The HSE had said it wouldn’t have funding to begin construction on the facility until 2011 at the earliest, despite a promise last year that the facility would be built by 2010. News in recent days that it was not going to honour that promise had outraged CF patients and the Cystic Fibrosis Association of Ireland (CFAI).
The CFAI had launched a major campaign to get Ms Harney and the HSE to honour its 2008 commitment. About 18,000 people had texted “CHANGE” to 51155 since last Friday as part of the campaign.

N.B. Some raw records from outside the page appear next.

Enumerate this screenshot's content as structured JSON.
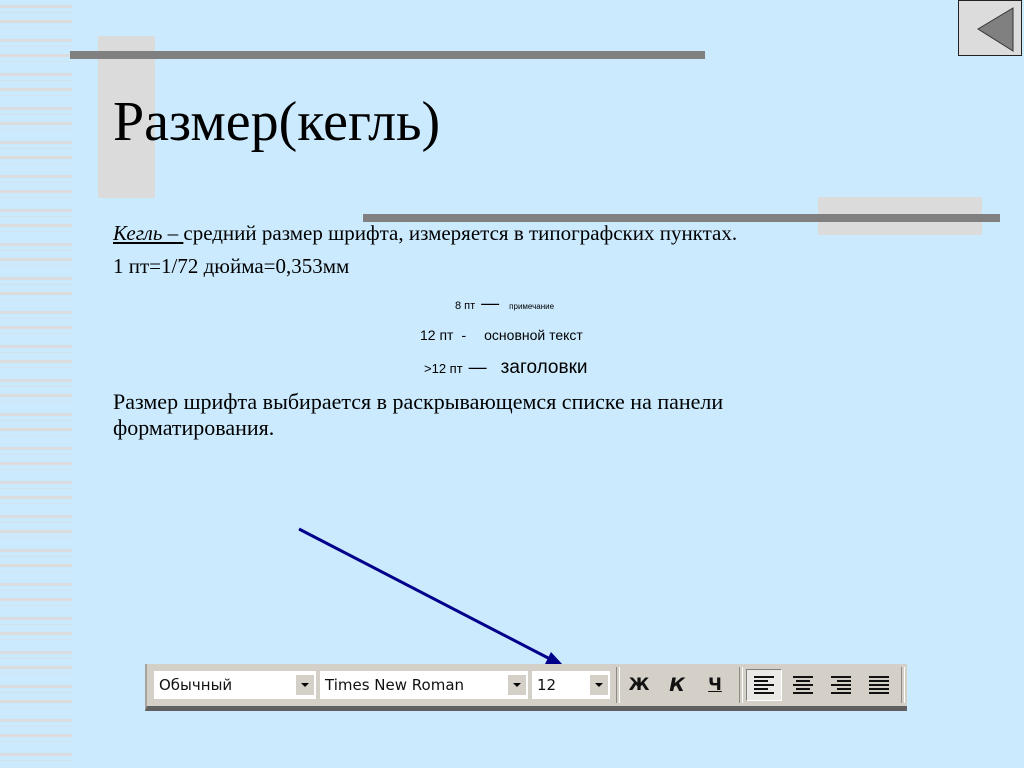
{
  "slide": {
    "title": "Размер(кегль)",
    "definition": {
      "term": "Кегль – ",
      "text": "средний размер шрифта, измеряется в типографских пунктах."
    },
    "conversion": "1 пт=1/72 дюйма=0,353мм",
    "sizes": [
      {
        "size": "8 пт",
        "dash": "—",
        "desc": "примечание"
      },
      {
        "size": "12 пт",
        "dash": "-",
        "desc": "основной текст"
      },
      {
        "size": ">12 пт",
        "dash": "—",
        "desc": "заголовки"
      }
    ],
    "note": "Размер шрифта выбирается в раскрывающемся списке на панели форматирования."
  },
  "navigation": {
    "back_icon": "triangle-left-icon"
  },
  "toolbar": {
    "style": "Обычный",
    "font": "Times New Roman",
    "size": "12",
    "bold_label": "Ж",
    "italic_label": "К",
    "underline_label": "Ч",
    "alignment_selected": "left",
    "alignments": [
      "left",
      "center",
      "right",
      "justify"
    ]
  },
  "colors": {
    "background": "#cbeafe",
    "accent_line": "#808080",
    "arrow": "#00008b"
  }
}
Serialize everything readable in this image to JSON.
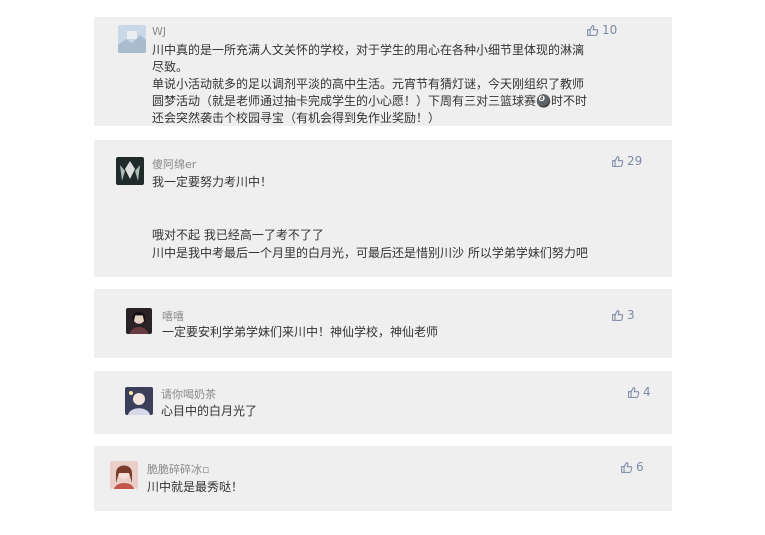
{
  "comments": [
    {
      "user": "WJ",
      "likes": "10",
      "lines": [
        "川中真的是一所充满人文关怀的学校，对于学生的用心在各种小细节里体现的淋漓",
        "尽致。",
        "单说小活动就多的足以调剂平淡的高中生活。元宵节有猜灯谜，今天刚组织了教师",
        "圆梦活动（就是老师通过抽卡完成学生的小心愿！）下周有三对三篮球赛🎱时不时",
        "还会突然袭击个校园寻宝（有机会得到免作业奖励！）"
      ]
    },
    {
      "user": "傻阿绵er",
      "likes": "29",
      "lines": [
        "我一定要努力考川中！",
        "哦对不起 我已经高一了考不了了",
        "川中是我中考最后一个月里的白月光，可最后还是惜别川沙 所以学弟学妹们努力吧"
      ]
    },
    {
      "user": "嘻嘻",
      "likes": "3",
      "lines": [
        "一定要安利学弟学妹们来川中！神仙学校，神仙老师"
      ]
    },
    {
      "user": "请你喝奶茶",
      "likes": "4",
      "lines": [
        "心目中的白月光了"
      ]
    },
    {
      "user": "脆脆碎碎冰▫",
      "likes": "6",
      "lines": [
        "川中就是最秀哒！"
      ]
    }
  ],
  "icons": {
    "like": "thumbs-up-icon"
  },
  "colors": {
    "card_bg": "#efeff0",
    "like": "#7b8aa6",
    "username": "#8a8a8a",
    "text": "#333333"
  }
}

Now Ms Harney says the project will proceed on the basis that payment will be made at the end of the construction phase. “This is a different way of funding this project as it involves the construction company financing the development up to the final phase of construction. The method previously envisaged for this project would have involved staged payments throughout the construction period,” she said.
“I am very pleased that an innovative way has been found to deliver this project. As I stated recently, in the current challenging environment we need to find new solutions and this is one of them. This project has always been a priority and never ceased to be so. I want to see it progressing now with urgency,” she added.

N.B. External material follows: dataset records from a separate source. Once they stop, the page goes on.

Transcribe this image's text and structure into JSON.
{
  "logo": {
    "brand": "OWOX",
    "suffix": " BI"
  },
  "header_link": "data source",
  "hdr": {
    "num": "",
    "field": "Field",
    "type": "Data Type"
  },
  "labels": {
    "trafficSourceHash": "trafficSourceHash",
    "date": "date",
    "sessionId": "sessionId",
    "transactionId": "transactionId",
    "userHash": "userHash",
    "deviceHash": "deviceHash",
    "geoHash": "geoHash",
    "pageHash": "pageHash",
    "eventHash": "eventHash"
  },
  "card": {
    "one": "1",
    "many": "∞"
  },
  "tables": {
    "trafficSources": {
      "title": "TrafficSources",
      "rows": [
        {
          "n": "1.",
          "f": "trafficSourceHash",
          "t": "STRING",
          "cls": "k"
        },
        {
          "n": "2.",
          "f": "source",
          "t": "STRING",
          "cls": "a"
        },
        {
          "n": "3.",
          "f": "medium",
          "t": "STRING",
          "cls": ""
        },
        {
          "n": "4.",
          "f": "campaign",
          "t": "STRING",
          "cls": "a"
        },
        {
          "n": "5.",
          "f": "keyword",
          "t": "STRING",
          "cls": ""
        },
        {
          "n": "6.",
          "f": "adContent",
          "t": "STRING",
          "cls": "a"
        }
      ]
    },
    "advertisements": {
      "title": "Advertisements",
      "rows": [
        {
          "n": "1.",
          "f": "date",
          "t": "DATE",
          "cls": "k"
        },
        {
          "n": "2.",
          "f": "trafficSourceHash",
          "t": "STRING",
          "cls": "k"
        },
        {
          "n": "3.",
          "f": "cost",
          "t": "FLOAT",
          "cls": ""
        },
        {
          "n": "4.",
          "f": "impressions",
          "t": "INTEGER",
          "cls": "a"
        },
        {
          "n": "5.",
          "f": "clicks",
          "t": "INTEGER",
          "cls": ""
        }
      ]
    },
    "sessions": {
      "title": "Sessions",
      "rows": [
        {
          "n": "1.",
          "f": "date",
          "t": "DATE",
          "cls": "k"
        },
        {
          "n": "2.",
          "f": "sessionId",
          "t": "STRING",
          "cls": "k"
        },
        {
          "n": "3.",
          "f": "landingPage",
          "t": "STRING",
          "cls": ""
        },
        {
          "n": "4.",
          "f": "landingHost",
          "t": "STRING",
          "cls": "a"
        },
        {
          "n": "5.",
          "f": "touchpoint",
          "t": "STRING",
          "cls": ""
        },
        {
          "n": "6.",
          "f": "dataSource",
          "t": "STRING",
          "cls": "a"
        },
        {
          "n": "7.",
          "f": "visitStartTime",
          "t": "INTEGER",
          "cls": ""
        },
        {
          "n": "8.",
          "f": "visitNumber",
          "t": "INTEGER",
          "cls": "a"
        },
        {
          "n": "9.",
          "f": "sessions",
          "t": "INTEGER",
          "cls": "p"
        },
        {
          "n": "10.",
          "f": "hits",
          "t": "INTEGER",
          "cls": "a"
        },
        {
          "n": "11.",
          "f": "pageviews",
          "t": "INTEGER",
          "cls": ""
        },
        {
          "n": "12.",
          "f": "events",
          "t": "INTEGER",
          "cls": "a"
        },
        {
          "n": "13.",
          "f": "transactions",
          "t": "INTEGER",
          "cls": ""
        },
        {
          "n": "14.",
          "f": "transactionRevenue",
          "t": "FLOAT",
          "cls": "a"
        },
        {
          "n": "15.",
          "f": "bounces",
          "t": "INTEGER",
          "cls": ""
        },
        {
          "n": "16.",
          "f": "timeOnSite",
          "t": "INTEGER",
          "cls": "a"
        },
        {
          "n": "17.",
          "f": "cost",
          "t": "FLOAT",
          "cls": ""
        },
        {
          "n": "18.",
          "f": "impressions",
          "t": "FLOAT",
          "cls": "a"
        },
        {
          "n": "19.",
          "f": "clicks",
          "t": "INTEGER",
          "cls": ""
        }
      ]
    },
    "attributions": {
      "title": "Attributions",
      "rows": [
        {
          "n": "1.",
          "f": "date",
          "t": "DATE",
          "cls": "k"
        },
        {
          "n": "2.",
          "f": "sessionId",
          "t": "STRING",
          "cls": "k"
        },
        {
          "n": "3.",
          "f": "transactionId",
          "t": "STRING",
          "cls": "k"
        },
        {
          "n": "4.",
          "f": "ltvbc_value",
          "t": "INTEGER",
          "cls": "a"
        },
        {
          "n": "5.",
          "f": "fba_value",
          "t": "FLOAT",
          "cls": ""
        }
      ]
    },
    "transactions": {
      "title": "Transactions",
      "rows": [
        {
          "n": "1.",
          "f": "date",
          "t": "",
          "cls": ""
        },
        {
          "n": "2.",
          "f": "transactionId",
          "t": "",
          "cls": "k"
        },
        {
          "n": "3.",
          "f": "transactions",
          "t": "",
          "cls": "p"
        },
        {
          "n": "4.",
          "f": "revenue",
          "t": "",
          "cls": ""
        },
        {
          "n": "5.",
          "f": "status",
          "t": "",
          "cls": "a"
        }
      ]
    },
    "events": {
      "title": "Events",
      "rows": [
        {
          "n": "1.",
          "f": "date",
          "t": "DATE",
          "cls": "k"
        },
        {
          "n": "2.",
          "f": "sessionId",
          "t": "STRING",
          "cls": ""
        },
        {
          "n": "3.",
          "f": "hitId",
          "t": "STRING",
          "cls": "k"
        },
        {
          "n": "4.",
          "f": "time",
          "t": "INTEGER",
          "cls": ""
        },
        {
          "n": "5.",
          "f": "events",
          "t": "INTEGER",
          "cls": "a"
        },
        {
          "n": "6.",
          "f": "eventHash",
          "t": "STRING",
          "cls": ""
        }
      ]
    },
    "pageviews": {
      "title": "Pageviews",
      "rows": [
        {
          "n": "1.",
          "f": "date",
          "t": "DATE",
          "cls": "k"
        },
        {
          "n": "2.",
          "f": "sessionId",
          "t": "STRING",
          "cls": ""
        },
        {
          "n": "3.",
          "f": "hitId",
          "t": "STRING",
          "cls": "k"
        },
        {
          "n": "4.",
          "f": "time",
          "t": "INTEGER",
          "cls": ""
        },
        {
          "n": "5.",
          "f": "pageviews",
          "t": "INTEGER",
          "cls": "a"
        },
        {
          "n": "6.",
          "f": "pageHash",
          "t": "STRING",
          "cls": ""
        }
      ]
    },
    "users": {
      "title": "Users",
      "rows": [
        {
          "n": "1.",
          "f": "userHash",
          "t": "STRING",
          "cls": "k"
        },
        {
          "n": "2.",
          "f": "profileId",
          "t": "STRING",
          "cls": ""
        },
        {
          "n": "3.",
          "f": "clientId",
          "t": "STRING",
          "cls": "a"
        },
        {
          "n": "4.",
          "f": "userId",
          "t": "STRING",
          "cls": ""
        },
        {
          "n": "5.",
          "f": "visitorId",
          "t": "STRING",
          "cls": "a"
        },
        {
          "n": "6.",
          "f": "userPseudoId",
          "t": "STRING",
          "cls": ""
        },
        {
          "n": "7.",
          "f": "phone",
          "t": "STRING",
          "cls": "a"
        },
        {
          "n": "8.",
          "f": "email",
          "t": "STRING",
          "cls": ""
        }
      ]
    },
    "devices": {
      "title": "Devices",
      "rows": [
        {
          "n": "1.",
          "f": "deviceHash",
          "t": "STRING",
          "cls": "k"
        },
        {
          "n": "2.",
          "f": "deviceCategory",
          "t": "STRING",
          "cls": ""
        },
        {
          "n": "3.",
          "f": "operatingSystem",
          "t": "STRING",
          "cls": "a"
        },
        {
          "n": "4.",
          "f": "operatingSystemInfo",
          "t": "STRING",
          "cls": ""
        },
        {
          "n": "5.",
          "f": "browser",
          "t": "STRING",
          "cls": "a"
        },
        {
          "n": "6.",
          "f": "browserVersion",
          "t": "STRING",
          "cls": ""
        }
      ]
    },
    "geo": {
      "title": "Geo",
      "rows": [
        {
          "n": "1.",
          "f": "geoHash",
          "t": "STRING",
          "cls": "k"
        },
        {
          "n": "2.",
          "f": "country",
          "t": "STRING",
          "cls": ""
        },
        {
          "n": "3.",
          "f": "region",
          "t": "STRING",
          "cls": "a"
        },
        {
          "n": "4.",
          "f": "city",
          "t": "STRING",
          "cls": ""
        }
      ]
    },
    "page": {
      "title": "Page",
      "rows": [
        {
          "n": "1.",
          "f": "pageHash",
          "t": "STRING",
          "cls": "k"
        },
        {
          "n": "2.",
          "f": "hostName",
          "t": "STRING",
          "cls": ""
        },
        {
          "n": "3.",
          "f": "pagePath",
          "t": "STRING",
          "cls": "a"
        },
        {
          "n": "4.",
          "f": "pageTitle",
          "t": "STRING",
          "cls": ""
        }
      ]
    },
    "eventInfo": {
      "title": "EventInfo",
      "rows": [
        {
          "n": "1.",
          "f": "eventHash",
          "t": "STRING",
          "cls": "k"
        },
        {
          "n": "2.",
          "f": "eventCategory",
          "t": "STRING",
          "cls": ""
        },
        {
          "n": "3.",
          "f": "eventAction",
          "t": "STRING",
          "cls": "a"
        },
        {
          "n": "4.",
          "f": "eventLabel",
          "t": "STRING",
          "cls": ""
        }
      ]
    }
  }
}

Ireland has the highest incidence of CF in the world and CF patients require single hospital rooms as they are more prone to picking up infections if accommodated on open wards.
The new unit at St Vincent’s will have 120 beds and about 30 of these will be in single rooms for CF patients. There will also be isolation facilities for patients with other conditions.
Sean O’Kennedy, CFAI chairman, said it was great news but he would have to digest the detail of Ms Harney’s announcement before commenting in detail. The HSE also welcomed the announcement.
Earlier, doctors treating patients with CF across the State had said the number of single rooms in Irish hospitals to treat the condition was grossly inadequate. They said international guidelines indicated there should be five single rooms for every 50 adults with the condition. However, there are just eight single rooms for CF patients at St Vincent’s Hospital – the national adult referral centre for adults with the condition – although there are about 300 CF patients attending there.
The specialists, in a statement issued through the Medical and Scientific Council of the Cystic Fibrosis Association of Ireland, also said the average severity of CF cases in the Republic was greater than that in other areas such as the North, the US and Canada and, therefore, there was a greater need for resources to treat cases here.
HSE chief executive Prof Brendan Drumm told an Oireachtas health committee meeting last month that in Toronto, where there may be 600 CF patients, there were eight beds to treat them. “The system should be focused on getting people with CF treated in their homes rather than having them coming together at risk,” he said.